US President Barack Obama to set up oil spill panel
Mr Obama's announcement on the panel is expected in the coming days
US President Barack Obama will set up a commission to investigate the oil spill in the Gulf of Mexico, officials say.
They say the panel will also examine industry practices and the government's role in the disaster.
Federal officials including Interior Secretary Ken Salazar are to face questioning by senators later.
Meanwhile, tarballs found off Florida's Key West are being tested to see if they come from the spill. Scientists fear it could travel up the east coast.

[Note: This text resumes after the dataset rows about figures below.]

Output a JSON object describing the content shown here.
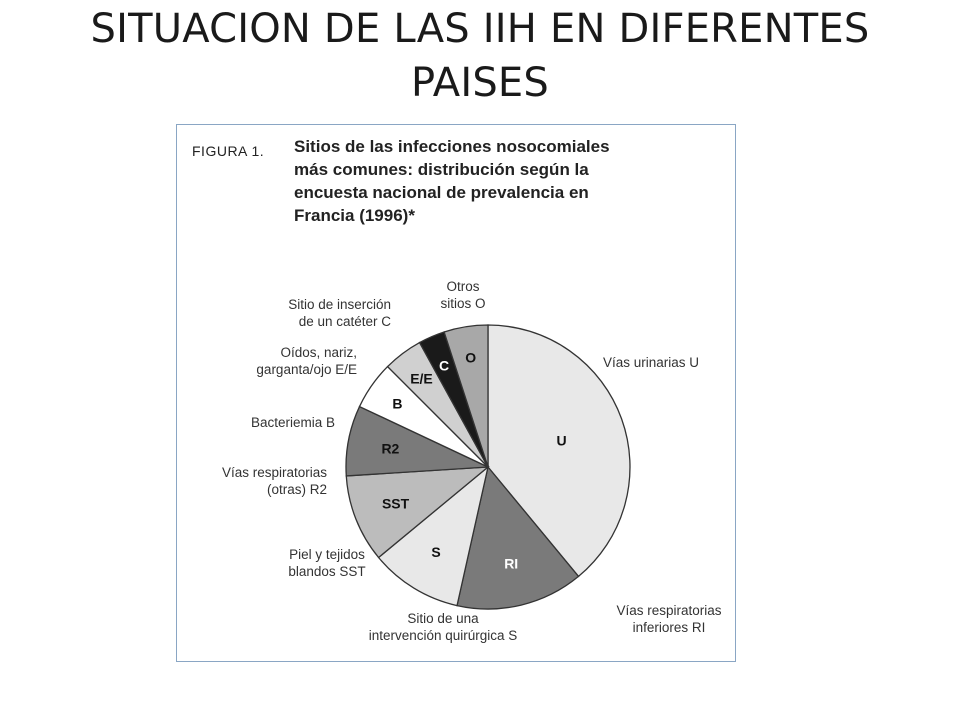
{
  "slide": {
    "title_lines": [
      "SITUACION DE LAS IIH EN DIFERENTES",
      "PAISES"
    ]
  },
  "figure": {
    "label": "FIGURA 1.",
    "caption_lines": [
      "Sitios de las infecciones nosocomiales",
      "más comunes: distribución según la",
      "encuesta nacional de prevalencia en",
      "Francia (1996)*"
    ]
  },
  "chart_data": {
    "type": "pie",
    "start": "12 o'clock",
    "direction": "clockwise",
    "slices": [
      {
        "code": "U",
        "label_lines": [
          "Vías urinarias U"
        ],
        "value": 39.0,
        "color": "#e8e8e8",
        "text_color": "#111111"
      },
      {
        "code": "RI",
        "label_lines": [
          "Vías respiratorias",
          "inferiores RI"
        ],
        "value": 14.5,
        "color": "#7a7a7a",
        "text_color": "#ffffff"
      },
      {
        "code": "S",
        "label_lines": [
          "Sitio de una",
          "intervención quirúrgica S"
        ],
        "value": 10.5,
        "color": "#e8e8e8",
        "text_color": "#111111"
      },
      {
        "code": "SST",
        "label_lines": [
          "Piel y tejidos",
          "blandos SST"
        ],
        "value": 10.0,
        "color": "#bcbcbc",
        "text_color": "#111111"
      },
      {
        "code": "R2",
        "label_lines": [
          "Vías respiratorias",
          "(otras) R2"
        ],
        "value": 8.0,
        "color": "#7a7a7a",
        "text_color": "#111111"
      },
      {
        "code": "B",
        "label_lines": [
          "Bacteriemia B"
        ],
        "value": 5.5,
        "color": "#ffffff",
        "text_color": "#111111"
      },
      {
        "code": "E/E",
        "label_lines": [
          "Oídos, nariz,",
          "garganta/ojo E/E"
        ],
        "value": 4.5,
        "color": "#d0d0d0",
        "text_color": "#111111"
      },
      {
        "code": "C",
        "label_lines": [
          "Sitio de inserción",
          "de un catéter C"
        ],
        "value": 3.0,
        "color": "#1a1a1a",
        "text_color": "#ffffff"
      },
      {
        "code": "O",
        "label_lines": [
          "Otros",
          "sitios O"
        ],
        "value": 5.0,
        "color": "#a8a8a8",
        "text_color": "#111111"
      }
    ]
  }
}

Separately, the oil giant BP says it plans to start pumping large amounts of mud into the damaged oil well in an effort to close it altogether.
Oil has been spewing into the Gulf since BP's Deepwater Horizon rig exploded on 20 April.

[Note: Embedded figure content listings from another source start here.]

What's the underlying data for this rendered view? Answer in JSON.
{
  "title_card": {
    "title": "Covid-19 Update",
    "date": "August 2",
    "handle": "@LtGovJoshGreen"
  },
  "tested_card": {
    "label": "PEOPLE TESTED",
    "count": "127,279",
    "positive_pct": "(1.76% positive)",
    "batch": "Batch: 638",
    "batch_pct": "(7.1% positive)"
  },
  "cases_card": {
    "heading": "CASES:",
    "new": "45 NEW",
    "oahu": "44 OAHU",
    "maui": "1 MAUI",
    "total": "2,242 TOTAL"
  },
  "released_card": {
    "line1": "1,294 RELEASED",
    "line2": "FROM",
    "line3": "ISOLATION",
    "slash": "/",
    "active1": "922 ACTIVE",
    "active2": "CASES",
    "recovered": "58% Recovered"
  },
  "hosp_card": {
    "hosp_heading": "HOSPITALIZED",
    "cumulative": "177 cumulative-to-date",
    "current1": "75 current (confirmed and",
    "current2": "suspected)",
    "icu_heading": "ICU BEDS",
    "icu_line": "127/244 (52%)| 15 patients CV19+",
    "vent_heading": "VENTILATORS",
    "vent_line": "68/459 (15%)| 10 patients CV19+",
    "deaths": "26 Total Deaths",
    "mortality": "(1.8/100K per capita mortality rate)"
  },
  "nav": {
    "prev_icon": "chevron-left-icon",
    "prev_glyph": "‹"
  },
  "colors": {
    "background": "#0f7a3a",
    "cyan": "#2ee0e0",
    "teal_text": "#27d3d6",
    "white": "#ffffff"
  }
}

BP said on Tuesday it was managing to funnel the equivalent of 2,000 barrels a day of oil from the well to a tanker ship with the use of a mile-long (1.6km) tube.
That would amount to 40% of the estimated daily spill of 5,000 barrels - an estimate made by the Coast Guard and BP.
Mr Obama would establish a presidential commission by executive order, White House officials were quoted by news agencies as saying.
The officials, who spoke on condition of anonymity, said the commission would be similar to panels created to investigate the space shuttle Challenger disaster in 1986 and the nuclear accident at Three Mile Island in 1979.
Greenpeace's Paul Horsman says oil seems to be washing up in Louisiana
It would also study oil industry practices, rig safety, regulation and governmental oversight, including the functions of the Minerals Management Service (MMS) - the agency responsible for regulating offshore oil drilling.
Meanwhile, senior MMS official Chris Oynes said on Monday that he would step down at the end of this month.
Mr Oynes has been accused of becoming too close to the industry his agency monitors, the BBC's Madeleine Morris in Washington reports.
However, there has been no official comment on the reasons for Mr Oynes's resignation.
Mr Salazar and other officials will testify before two Senate committees on Tuesday about the federal government response to the spill.
The results of tests on the tarballs found off Florida's Key West are expected later on Tuesday. The blobs of oil can occur naturally or come from other sources, such as ships.
BP America's president, Lamar McKay, has vowed his company will deal with the spill
If they are confirmed as having come from the Louisiana spill, they would mark the farthest point east and south that the leaking oil has reached.
On Monday, top Coast Guard official Rear Adm Peter Neffenger said the Coast Guard was gearing up for the possibility the oil spill might hit Florida's southern coastline.
Rear Adm Neffenger told the Senate Committee on Homeland Security and Governmental Affairs that the government was closely watching whether the oil would be swept up into the "loop current" that moves around Florida.
"Currently it shows to be somewhere in the neighbourhood of 40-50 miles (65km-80km) from the southern edge of the spill," he said.
"We are watching that carefully and as a result of that we are preparing for potential impact on the southern Florida coast and impacts around the southern Florida coast."
Homeland Security Secretary Janet Napolitano also appeared at Monday's hearing, the first time senators were able to question officials about the response to the 20 April disaster.
Tarballs of oil are said to be more manageable
She said the government was monitoring the loop current very closely and treating it as if it were a coastline.
"In other words... if we were to see that the oil really was beginning to move toward the loop current we would begin doing some things in the way of dispersant and booming... as if the loop current itself were a piece of the coast," she said.
Senator Joseph Lieberman, who chairs the committee, said at the hearing that the government should not allow any new deep water wells to get permits or be drilled until the industry could prove it could prevent another failure of drilling equipment in deep waters or contain oil spills more effectively.
BP America's president, Lamar McKay, returned to the Senate for the hearing, having already faced questions along with other oil industry executives last week.
I think we ought to be cautious in terms of defining what plumes are out there and how they're behaving
Scientists said on Sunday they had found vast underwater plumes of oil, one 10 miles long and a mile wide, lending weight to the fears of those who believe the actual spill could be many times greater than the estimate of 5,000 barrels daily.
But Mr McKay told senators: "I think we ought to be cautious in terms of defining what plumes are out there and how they're behaving."
The US National Oceanic and Atmospheric Administration cast doubt on the plume reports, saying no definitive conclusions had been reached because the findings were unverified.
BP also said on Monday it had received 15,000 claims for compensation, and had already paid out on 2,500 claims. Experts warn that BP's total liability for the spill could run into billions of dollars.